Les causes de cette aversion ne sont certes pas les mêmes, car si les islamophobes d’extrême-droite haïssent les Musulmans parce qu’il voit en eux le symbole de l’altérité de la nation, des éléments exogènes intrinsèquement inférieurs qui corrompent la pureté nationale (l'islamophobie étant ici le nouvel avatar du traditionnel racisme anti-arabe), les islamophobes de gauche haïssent les Musulmans en ce qu’ils les tiennent pour les ennemis du processus de sécularisation qu’ils croient comme étant consubstantiel de la marche vers le progrès (l’islamophobie étant là le nouvel avatar d’une profonde haine anti-religieuse). Mais ces deux courants islamophobes se renforcent et se nourrissent l’un l’autre en adoptant les mêmes postures, notamment la dénaturation du principe de laïcité (dont Marine Le Pen se dit la première défenseure), et les mêmes cibles. Tous manœuvrent pour pousser les pouvoirs publics, au mépris du principe de laïcité, à mettre en œuvre des prérogatives de puissance publique dans le but d’annihiler le caractère visible du culte islamique dans la société dans ses moindres expressions, et disent finalement aux Musulmans : vous avez certes le droit de l’être, mais soyez invisibles car la vue de votre foi nous est intolérable !

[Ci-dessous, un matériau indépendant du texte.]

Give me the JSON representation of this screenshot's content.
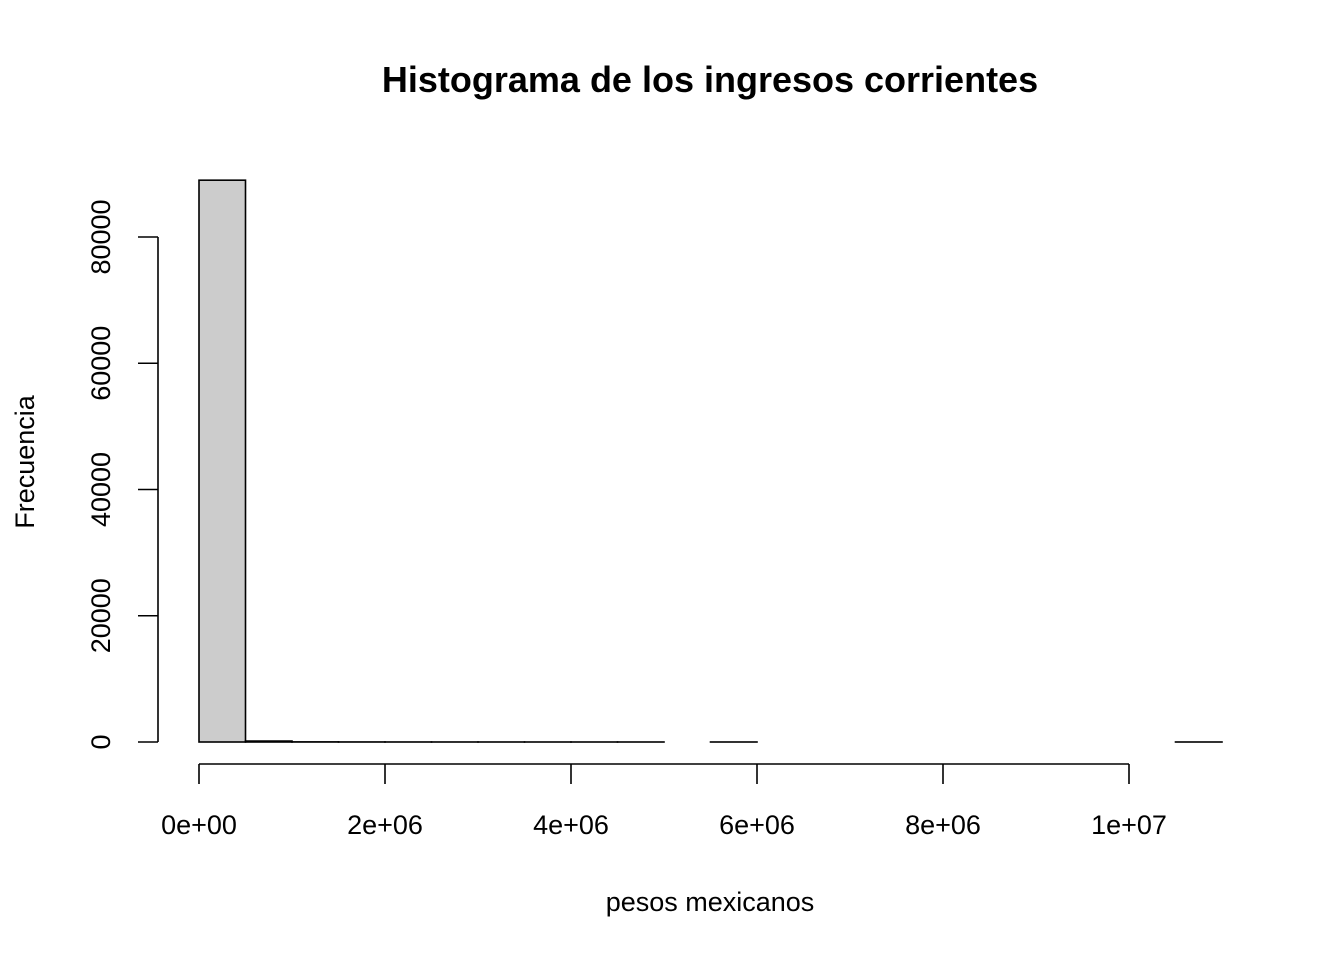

Ceux qui défendent l’élargissement toujours plus poussé de l’interdiction du foulard islamique, ceux qui justifient que des chefs d’établissement sortent le décamètre pour mesurer la longueur des jupes ou la largeur des pantalons des jeunes élèves qu’ils supposent musulmanes, ceux qui traquent les barbes longues qui ne relèvent pas de la mode hipster, alimentent tous à leur manière ce désir d’invisibilité des Musulmans. Les terroristes de Christchurch ne supportaient probablement pas plus la visibilité des personnes basanées, ni celles des mosquées de cette paisible ville de Nouvelle-Zélande : c’est à mon avis là ce qui lie le plus les auteurs de ce massacre aux tares du débat public français à l’égard des Musulmans. Ils partageaient eux aussi ce désir de rendre les Musulmans invisibles, ils ont simplement choisi de recourir à un moyen définitif plutôt que de quémander aux autorités publiques un moratoire sur la construction des mosquées, l’interdiction des minarets, ou l’interdiction des signes ostentatoires de religiosité, car ils savent que morts et enterrés ils ne seront plus visibles.
Ce qu’il nous faut, en France comme ailleurs, c’est une véritable stratégie politique d’éducation à la différence, pour qu'on apprenne à nos jeunes enfants comme aux adultes à l’accepter avec fraternité et respect. Et ce, afin que tous ceux qui sont différents n’aient plus peur d’être visibles, et que ceux qui en sont témoins ne prennent pas cette différence pour une agression. Ce n’est que lorsque les homosexuels, les hommes portant une kippa, les femmes portant librement un foulard et tous ceux qui sont différents pourront vivre pleinement sans qu'on leur enjoigne (directement ou indirectement) à être comme tout le monde ou à se cacher, qu'on pourra dire que la France est un exemple de société plurielle et apaisée. Nous en sommes malheureusement encore loin, et force est de reconnaître que notre pays est à ce sujet un bien triste phare pour le reste du monde.